Cyclone Berguita : le CEB craint un black-out d’une à trois semaines

Par Thierry Laurent O commentaire
Pylône électrique

Le Central Eletricity Board craint le pire. Si jamais le pays venait à être frappé de plein fouet par le cyclone Berguita, on pourrait faire face à une importante crise énergétique.

Le pays pourrait se retrouver sans électricité pendant une à trois semaines. C’est ce que prévoit le CEB, si jamais le pays venait à être frappé de plein fouet par le cyclone Berguita. C’est en tout cas ce qui a été évoqué, le mardi 16 janvier, à une réunion de crise des états-majors de plusieurs services essentiels, dont le CEB.

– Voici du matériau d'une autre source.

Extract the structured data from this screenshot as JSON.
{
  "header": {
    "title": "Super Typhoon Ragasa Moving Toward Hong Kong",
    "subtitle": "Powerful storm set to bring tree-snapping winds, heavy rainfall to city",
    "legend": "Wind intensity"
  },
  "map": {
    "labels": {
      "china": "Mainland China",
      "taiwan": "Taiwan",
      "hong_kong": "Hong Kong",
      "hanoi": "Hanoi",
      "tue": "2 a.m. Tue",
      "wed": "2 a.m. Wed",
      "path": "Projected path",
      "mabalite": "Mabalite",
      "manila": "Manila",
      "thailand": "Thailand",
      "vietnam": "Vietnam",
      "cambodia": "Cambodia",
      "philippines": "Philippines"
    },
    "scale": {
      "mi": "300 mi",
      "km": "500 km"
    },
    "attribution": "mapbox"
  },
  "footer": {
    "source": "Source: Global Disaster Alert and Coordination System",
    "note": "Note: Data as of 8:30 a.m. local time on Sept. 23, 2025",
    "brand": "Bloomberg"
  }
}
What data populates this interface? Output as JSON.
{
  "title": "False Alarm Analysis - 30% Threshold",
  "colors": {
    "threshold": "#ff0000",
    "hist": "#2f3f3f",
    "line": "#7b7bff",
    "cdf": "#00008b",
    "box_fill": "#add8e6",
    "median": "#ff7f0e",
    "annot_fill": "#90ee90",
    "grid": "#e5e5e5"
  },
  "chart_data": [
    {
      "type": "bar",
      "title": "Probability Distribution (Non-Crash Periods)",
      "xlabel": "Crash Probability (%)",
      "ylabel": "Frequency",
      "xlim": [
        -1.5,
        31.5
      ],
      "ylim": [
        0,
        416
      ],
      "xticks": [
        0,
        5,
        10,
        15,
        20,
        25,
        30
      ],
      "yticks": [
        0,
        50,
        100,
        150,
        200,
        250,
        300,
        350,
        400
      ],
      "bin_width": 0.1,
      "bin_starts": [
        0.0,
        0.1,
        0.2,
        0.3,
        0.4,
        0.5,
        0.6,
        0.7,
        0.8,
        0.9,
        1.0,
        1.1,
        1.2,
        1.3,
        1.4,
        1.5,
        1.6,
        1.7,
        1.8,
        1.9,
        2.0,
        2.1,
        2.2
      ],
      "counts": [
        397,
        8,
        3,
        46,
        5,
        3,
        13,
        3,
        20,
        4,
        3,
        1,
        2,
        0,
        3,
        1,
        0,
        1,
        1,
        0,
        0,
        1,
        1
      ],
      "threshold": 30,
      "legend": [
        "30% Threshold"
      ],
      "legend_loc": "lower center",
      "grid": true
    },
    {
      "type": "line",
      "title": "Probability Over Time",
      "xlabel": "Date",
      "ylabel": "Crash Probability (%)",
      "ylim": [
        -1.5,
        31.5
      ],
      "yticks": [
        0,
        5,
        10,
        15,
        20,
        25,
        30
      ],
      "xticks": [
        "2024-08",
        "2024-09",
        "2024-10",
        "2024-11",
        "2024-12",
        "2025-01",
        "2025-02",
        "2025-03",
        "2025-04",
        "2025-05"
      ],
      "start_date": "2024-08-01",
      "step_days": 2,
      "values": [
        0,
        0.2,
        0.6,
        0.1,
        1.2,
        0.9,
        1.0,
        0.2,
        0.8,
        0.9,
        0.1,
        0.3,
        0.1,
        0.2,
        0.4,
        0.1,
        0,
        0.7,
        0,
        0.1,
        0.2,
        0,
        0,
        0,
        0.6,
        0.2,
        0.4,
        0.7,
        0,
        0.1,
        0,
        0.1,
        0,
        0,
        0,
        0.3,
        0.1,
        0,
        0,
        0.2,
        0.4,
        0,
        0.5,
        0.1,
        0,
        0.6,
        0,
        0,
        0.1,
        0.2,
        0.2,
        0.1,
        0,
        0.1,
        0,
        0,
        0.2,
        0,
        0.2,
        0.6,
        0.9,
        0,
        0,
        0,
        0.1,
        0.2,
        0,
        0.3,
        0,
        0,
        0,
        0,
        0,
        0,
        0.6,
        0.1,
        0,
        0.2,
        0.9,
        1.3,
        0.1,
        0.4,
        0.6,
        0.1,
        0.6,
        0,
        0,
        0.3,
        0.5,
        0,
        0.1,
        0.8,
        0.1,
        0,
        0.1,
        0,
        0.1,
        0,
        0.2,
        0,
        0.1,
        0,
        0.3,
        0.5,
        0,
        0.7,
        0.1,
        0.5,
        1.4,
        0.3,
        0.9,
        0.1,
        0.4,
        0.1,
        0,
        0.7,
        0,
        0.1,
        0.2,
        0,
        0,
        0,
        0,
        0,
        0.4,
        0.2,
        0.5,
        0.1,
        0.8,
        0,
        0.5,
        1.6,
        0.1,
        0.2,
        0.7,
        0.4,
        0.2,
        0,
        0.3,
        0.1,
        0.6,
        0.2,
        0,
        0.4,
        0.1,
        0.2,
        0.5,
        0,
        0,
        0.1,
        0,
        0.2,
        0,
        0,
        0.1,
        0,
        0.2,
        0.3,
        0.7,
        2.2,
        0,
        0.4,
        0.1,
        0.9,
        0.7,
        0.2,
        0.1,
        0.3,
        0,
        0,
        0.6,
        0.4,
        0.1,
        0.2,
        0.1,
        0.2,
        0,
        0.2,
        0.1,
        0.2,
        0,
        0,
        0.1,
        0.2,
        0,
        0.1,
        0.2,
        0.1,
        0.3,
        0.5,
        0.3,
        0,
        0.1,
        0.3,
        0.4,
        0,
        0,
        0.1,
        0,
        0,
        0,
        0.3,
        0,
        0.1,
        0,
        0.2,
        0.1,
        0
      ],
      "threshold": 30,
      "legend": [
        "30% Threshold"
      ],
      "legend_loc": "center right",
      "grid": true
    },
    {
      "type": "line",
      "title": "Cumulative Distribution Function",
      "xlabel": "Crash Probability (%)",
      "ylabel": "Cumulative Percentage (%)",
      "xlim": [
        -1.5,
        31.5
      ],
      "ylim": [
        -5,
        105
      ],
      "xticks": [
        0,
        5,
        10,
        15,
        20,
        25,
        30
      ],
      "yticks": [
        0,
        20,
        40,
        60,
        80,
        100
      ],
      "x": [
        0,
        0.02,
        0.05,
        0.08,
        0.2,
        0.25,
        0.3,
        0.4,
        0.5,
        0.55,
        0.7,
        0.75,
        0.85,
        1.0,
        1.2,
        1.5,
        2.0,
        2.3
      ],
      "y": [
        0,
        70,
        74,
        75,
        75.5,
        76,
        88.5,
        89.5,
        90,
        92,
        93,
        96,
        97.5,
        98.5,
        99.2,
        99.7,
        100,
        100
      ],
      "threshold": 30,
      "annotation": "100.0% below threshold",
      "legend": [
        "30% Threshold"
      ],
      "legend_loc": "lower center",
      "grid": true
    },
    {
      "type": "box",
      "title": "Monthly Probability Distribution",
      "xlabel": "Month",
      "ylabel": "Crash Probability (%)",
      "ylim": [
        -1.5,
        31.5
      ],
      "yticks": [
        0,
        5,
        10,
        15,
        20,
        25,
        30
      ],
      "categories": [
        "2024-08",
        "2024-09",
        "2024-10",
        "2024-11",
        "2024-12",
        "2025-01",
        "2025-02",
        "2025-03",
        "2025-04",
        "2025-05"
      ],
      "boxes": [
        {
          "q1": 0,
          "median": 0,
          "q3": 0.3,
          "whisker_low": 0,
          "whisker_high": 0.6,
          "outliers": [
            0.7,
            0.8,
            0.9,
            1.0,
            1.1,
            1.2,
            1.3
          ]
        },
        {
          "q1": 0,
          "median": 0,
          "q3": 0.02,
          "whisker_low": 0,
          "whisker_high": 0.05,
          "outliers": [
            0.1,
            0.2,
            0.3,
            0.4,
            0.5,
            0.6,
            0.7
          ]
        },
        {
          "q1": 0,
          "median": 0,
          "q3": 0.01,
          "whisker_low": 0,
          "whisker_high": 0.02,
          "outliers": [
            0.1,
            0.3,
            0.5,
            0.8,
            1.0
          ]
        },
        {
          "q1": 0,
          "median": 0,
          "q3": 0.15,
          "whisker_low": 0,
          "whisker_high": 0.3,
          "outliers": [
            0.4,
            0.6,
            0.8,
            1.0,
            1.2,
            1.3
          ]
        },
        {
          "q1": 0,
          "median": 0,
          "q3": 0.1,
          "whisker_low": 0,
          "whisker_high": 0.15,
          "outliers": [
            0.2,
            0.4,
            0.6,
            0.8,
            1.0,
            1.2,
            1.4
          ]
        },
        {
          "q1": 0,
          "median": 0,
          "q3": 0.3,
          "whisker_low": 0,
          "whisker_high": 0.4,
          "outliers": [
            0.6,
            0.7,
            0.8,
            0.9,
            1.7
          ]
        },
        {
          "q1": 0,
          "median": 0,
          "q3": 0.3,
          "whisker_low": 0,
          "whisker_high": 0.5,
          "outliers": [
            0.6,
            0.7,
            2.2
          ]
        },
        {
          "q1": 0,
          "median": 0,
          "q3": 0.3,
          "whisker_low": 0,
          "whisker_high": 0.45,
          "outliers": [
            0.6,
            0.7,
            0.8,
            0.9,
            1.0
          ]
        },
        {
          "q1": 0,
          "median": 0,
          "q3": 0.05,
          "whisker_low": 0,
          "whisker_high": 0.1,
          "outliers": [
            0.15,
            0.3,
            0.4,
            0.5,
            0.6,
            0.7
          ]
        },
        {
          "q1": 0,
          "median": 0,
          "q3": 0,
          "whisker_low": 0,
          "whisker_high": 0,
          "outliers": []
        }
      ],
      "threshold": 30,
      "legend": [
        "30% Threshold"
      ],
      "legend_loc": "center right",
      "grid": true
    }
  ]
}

C’est surtout l’état actuel des pylônes électriques du CEB qui fait que la situation est jugée préoccupante. Il faut en effet savoir que plusieurs pylônes avaient déjà été renversés hier.

Notamment quatre dans la région de Trèfles, à Rose-Hill. Sans compter que dans la nuit de lundi à mardi, d’autres pylônes ont été endommagés dans d’autres régions du pays, notamment Terre-Rouge, Vallée-Pitot, Quatre-Bornes, Terrasson, Camp-de-Masque, Nouvelle-France et Mon-Choisy, ce qui a du coup plongé dans le noir pas moins d’un millier d’abonnés.

Cette situation a évidemment obligé les techniciens du CEB à faire un premier constat des lieux. Il a ainsi  été observé  que de nombreux pylônes du CEB ont été mal installés.

Certains techniciens sont d’avis que des normes n’ont pas été respectées, notamment en ce qui concerne la profondeur des trous qui ont été creusés pour placer les pylônes. La règle de 1 m 50 de profondeur n’aurait pas été appliquée. Le CEB tient toutefois à se dédouaner de toute responsabilité. Une source autorisée au CEB fait ressortir que ce sont des prestataires privés, dont les services ont été retenus par l’organisme qui n’ont pas exercé la prudence requise.

Toute cette situation amène le CEB à craindre le pire. « Au vu de l’état de ces infrastructures, un cyclone de forte intensité pourrait faire de gros dégâts », appréhende-t-on. La situation climatique est, de fait, suivie de près par l’organisme. La direction a par ailleurs commandité une enquête pour avoir plus d’information à ce sujet.